Hi all, I am not an expert in machine learning (ML) and have a few specific questions regarding the design of a binary classifier. I have bulk RNA-seq data for the samples from 6 different cancer types. These samples belong to either class A or B. So, for each cancer type I have 10 samples from class A and 10 samples for class B. I have, therefore, total 120 samples (20 samples for each of the six cancer types; these 20 samples are evenly split between classes A and B).

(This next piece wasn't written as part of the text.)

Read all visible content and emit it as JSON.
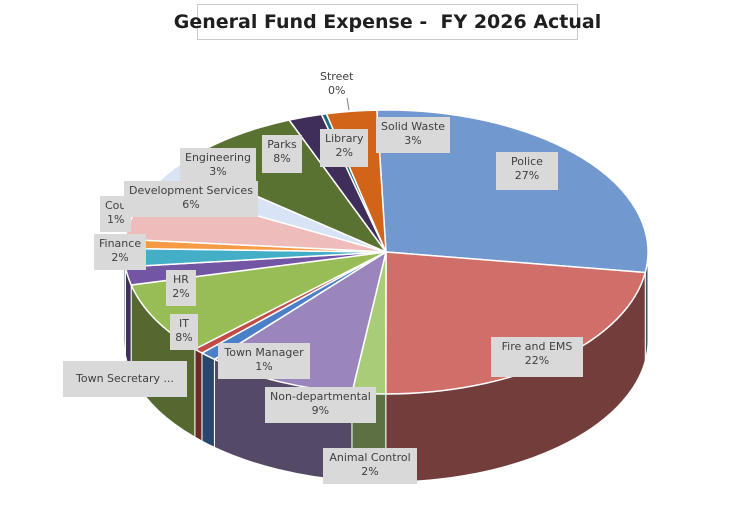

I would like to create a classifier that can classify samples into either class A or B. I can divide 120 samples randomly into training and test set and follow a regular ML workflow on scikit learn and try different models (Logistic regression, SVM, and so on). One issue with that is how to do feature selection. I could do differential expression (DE) analysis using DEseq2 and get the set of DE genes between classes A and B for each cancer type and then use the common DE genes across the 6 cancer types as input features for the binary classifier. But that would lead to leakage between the training and test sets as features should come from training set and not the test set. If I mix the 120 samples randomly into training and test set, the test will have samples that were used to define the input features (common DE genes across the 6 cancer types).
I could use samples from any of the 4 cancer types as training and remaining samples from the 2 cancer types as test. Then, I can use the common DE genes across the 4 cancer types as input features for the training step and later use the trained model to check the prediction on the samples in the test set. But how can I make it unbiased? Which 4 cancer types to use for training? Is there a better way to design this classifier? Or better ways to select the features?
So sorry for the long description. Thanks in advance for any suggestions or comments. I would really appreciate any help.
Did you read sklearn page on feature selection ? Maybe by removing unexpressed genes, 0 or very low variance genes (be careful on how you choose to normalize/scale data), then going with a L1 penalty for your linear model, or doing a feature selection recursively via cross validation might be a first choice. I've seen many paper where they used a PCA to retain principal components as features for the model: that's another possible way, as explained also here.
Regarding cancer types, just make the dataset balanced between the two outcome classes (A,B). Do not split cancer types: your model has to watch as much as possible to learn something.
Thanks so much for your suggestions! I will go over the links you sent and try the things you mentioned. I agree that not splitting cancer types is better. That was my plan originally as well.